しかし、私たち病院勤務医の立場では、ちょっと困ったことが多発するようになりました。それは、クリニックの MRIは性能の悪い機種が多いことです。
例えば 0.3Tの MRI。オープン型という売り文句と磁場が小さく設備負担も小さいことがメリットです。施設面積に限りがあり、設備投資を抑えたいクリニックとの相性はバツグン。

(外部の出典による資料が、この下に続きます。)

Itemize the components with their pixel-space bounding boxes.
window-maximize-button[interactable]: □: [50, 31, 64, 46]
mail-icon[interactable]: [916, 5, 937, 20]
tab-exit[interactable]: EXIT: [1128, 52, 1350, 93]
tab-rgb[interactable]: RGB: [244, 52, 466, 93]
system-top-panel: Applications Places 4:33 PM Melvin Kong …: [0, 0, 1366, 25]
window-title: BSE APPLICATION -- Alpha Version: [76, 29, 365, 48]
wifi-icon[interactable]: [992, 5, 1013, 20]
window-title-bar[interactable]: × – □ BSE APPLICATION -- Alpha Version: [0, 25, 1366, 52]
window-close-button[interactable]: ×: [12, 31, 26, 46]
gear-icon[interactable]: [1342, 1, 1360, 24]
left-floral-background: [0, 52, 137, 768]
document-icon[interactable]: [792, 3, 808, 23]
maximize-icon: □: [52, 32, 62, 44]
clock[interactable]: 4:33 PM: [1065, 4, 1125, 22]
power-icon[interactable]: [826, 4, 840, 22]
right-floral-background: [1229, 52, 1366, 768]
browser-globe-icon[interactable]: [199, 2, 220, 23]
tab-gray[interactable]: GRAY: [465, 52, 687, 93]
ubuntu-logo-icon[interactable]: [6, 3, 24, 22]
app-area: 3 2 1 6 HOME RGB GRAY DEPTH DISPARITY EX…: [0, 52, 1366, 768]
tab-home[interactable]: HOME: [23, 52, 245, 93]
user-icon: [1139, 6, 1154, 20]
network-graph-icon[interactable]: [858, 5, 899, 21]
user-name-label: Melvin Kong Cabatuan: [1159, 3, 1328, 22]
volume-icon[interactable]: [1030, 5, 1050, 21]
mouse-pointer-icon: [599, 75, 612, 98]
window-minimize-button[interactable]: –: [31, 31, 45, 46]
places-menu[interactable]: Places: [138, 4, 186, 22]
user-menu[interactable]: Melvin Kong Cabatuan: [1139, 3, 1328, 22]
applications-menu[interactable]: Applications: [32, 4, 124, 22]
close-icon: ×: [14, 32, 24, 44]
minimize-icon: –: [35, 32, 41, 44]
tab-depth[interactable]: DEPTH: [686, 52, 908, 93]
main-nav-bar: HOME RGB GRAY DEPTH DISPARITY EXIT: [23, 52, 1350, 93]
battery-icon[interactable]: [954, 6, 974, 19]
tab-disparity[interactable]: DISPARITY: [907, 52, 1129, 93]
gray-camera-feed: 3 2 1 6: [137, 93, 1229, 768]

しかし、0.3Tの MRIの画質は当然のごとく悪いです。例えば肩関節では、正常なのか異常なのかの判断自体さえ難しいシロモノです。
腱板損傷との触れ込みでクリニックから紹介されてくる患者さんを診察する機会がありましたが、確信をもって診断できるレベルの画像ではありません。
身体所見も微妙な感じだったので、やむを得ずもう一度撮像することになりました。実はこのような症例は稀ではありません。
医業収益アップのために、とにかく MRIを施行して、何か所見がありそうなら病院に紹介するというスキームは、医療資源の無駄遣い以外の何者でもないのではないでしょうか。
客観的にみて、0.3Tの MRIと通常の1.5T以上の MRIでは別物です。現状でも磁場強度別による診療報酬体系になっていますが、傾斜配分が甘いと言わざるを得ません。
粗悪な MRI増殖による医療費の無駄遣いを抑えるためにも、1.5T未満の機種の診療報酬をさらに引き下げる等の政策誘導が必要ではないでしょうか。
管理人 お勧めの医学書
お話がブレてしまいますが、私の近隣では整骨院から画像をメインに開業しているMRI設備あるクリニックに紹介。MRI検査結果と読影所見持参で整骨院戻し。
施術数ヶ月で治らないと、私たち整形外科に紹介。という流れがいくつか散見されます。
読影所見も、あくまで画像だけの判断ですし、運動器に特化した放射線科医師など稀有な存在です。
特にお話に出た肩関節腱板断裂などは、微小な断裂から時間経つと断裂範囲が拡大もしているのでやはり再度検査し直しです。
今後こういった症例のトラブル、また質の悪いMRI検査の後の2度目の同じ検査の保険査定などの対応は10年後に持ち越しでしょうかね。